The overlap of high TB prevalence and smoking rates, especially in LMICs, highlights the need for targeted public health interventions. Policies that integrate smoking cessation into TB control programs could significantly reduce the global TB burden. Routine incorporation of smoking cessation into TB care has the potential to enhance treatment adherence, reduce drug resistance, and improve patient outcomes. Global frameworks already exist but are often implemented in silos. The WHO’s MPOWER package offers a set of evidence-based tobacco control measures (Monitor tobacco use, Protect people from smoke, Offer help to quit, Warn about dangers, Enforce bans on advertising, and Raise taxes) that can be synergistically aligned with the WHO’s End TB Strategy. For example, raising tobacco taxes not only reduces smoking prevalence but can also generate revenue to fund TB control programs. Similarly, integrating “Offer help to quit” services directly into TB clinics is a high-impact intervention. However, policy implementation in LMICs faces substantial barriers, including limited resources, and weak health systems. Successful country models, such as integrating brief tobacco interventions into national TB programs, demonstrate that these challenges can be overcome with political commitment and tailored strategies (WHO Report on the Global Tobacco Epidemic, 2019; The End TB Strategy, 2025; A WHO the Union Monograph on TB and Tobacco Control, 2005).

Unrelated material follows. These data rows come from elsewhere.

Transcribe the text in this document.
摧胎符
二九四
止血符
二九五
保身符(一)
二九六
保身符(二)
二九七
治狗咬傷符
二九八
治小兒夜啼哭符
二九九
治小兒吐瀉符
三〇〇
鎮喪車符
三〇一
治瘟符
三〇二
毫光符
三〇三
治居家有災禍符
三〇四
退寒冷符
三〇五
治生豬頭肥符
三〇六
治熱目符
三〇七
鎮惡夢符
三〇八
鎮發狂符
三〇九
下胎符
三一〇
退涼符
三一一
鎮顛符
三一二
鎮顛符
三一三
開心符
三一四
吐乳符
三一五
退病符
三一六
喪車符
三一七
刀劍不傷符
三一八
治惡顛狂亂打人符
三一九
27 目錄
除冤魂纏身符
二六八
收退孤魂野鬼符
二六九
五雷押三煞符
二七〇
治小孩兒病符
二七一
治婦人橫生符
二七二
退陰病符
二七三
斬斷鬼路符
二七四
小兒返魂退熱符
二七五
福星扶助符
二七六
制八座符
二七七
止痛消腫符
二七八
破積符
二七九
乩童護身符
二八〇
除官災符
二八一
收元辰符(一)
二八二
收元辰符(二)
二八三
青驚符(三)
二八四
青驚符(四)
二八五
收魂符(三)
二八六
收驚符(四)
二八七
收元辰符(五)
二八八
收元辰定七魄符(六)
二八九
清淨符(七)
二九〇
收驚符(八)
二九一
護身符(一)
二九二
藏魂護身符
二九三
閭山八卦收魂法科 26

Despite these promising directions, significant knowledge gaps remain. Understanding the long-term effects of smoking cessation on drug metabolism and TB outcomes requires further investigation. Future research should focus on elucidating the specific mechanisms of DDIs, including the roles of PAHs and nicotine in enzyme modulation. Clinical trials are needed to develop optimal dosing strategies during smoking cessation for TB patients, particularly in relation to newer antituberculous drugs. Additionally, the influence of genetic polymorphisms on enzyme activity among TB smokers and quitters warrants exploration.

A concerted effort to integrate smoking cessation with TB care offers an opportunity to optimize treatment outcomes, reduce healthcare burdens, and enhance the quality of life for affected populations. These efforts should be prioritized in public health strategies to combat the dual burden of TB and tobacco use effectively.